Most of these pathophysiological processes involve adipose tissue functioning. In this regard, several authors claim that obesity does not give rise to associated disorders for as long as the adipose tissue works properly (20,21). The adipose tissue is now the subject of increasing interest by the scientific community. Indeed, a change of paradigm has taken place in the last few years, and fat tissue has moved from being considered simply a depot of triglycerides to being considered: a) An endocrine organ secreting a wide variety of metabolically relevant molecules; b) an organ with a thermogenic role, following the discovery of thermogenic adipocytes (beige fat) in the white adipose tissue; and c) a tissue with an immune role (22-24). All these roles may become deeply altered during obesity development.

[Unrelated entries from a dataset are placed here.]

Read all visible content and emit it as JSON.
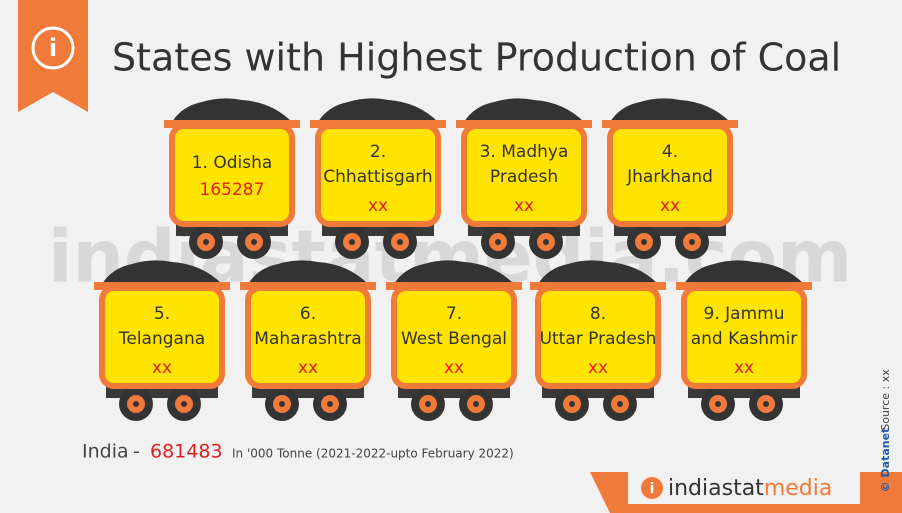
{
  "header": {
    "title": "States with Highest Production of Coal"
  },
  "watermark": "indiastatmedia.com",
  "carts": [
    {
      "lines": [
        "1. Odisha"
      ],
      "value": 165287
    },
    {
      "lines": [
        "2.",
        "Chhattisgarh"
      ],
      "value": "xx"
    },
    {
      "lines": [
        "3. Madhya",
        "Pradesh"
      ],
      "value": "xx"
    },
    {
      "lines": [
        "4.",
        "Jharkhand"
      ],
      "value": "xx"
    },
    {
      "lines": [
        "5.",
        "Telangana"
      ],
      "value": "xx"
    },
    {
      "lines": [
        "6.",
        "Maharashtra"
      ],
      "value": "xx"
    },
    {
      "lines": [
        "7.",
        "West Bengal"
      ],
      "value": "xx"
    },
    {
      "lines": [
        "8.",
        "Uttar Pradesh"
      ],
      "value": "xx"
    },
    {
      "lines": [
        "9. Jammu",
        "and Kashmir"
      ],
      "value": "xx"
    }
  ],
  "footer": {
    "country": "India",
    "dash": "-",
    "total": 681483,
    "unit_note": "In '000 Tonne (2021-2022-upto February 2022)"
  },
  "side": {
    "source": "Source : xx",
    "copyright": "© Datanet"
  },
  "logo": {
    "part1": "indiastat",
    "part2": "media"
  }
}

The expansion limit hypothesis was propounded as a comorbidity mechanism in obese patients, particularly associated with fatty liver development (21). According to this hypothesis, body fat deposits have an expansion limit. This limit is specific for each individual, and depends upon genetic and environmental determinants. When an obese patients approaches his or her expansion limit, lipids are no longer properly stored inside adipocytes, and ectopically overload other tissues, including the liver, muscle, and pancreas. As a result of lipotoxic mechanisms, the liver develops insulin resistance, inflammation, and fibrosis. In support of this hypothesis, adipocyte hypertrophy extent has been associated with T2DM and NAFLD (25,26). Furthermore, recent papers have shown that the adipose tissue of obese patients with diabetes exhibits a variety of infiltrated, activated immune cells (27,28). In fact, chronic adipose tissue inflammation and the release of proinflammatory cytokines into the portal circulation have been thought of as one of the mechanisms connecting central obesity with NAFLD. Finally, we must mention the studies analyzing the influence of the intestinal microbiota of obese patients on obesity-related conditions, which according to some authors impairs intestinal mucosal functioning and determines the severity of inflammation in the visceral adipose tissue (29,30).

In summary, the incidence of NAFLD has considerably increased parallel to the alarming growth of obesity and overweight in developed and a number of emerging countries. There is today considerable interest in understanding the pathophysiological mechanisms underlying the origin and outcome of NAFLD. Recent advances in this area are showing that NAFLD represents a complex multifactorial process with significant differences from an individual to the next that reflect a number of genetic and environmental determinants.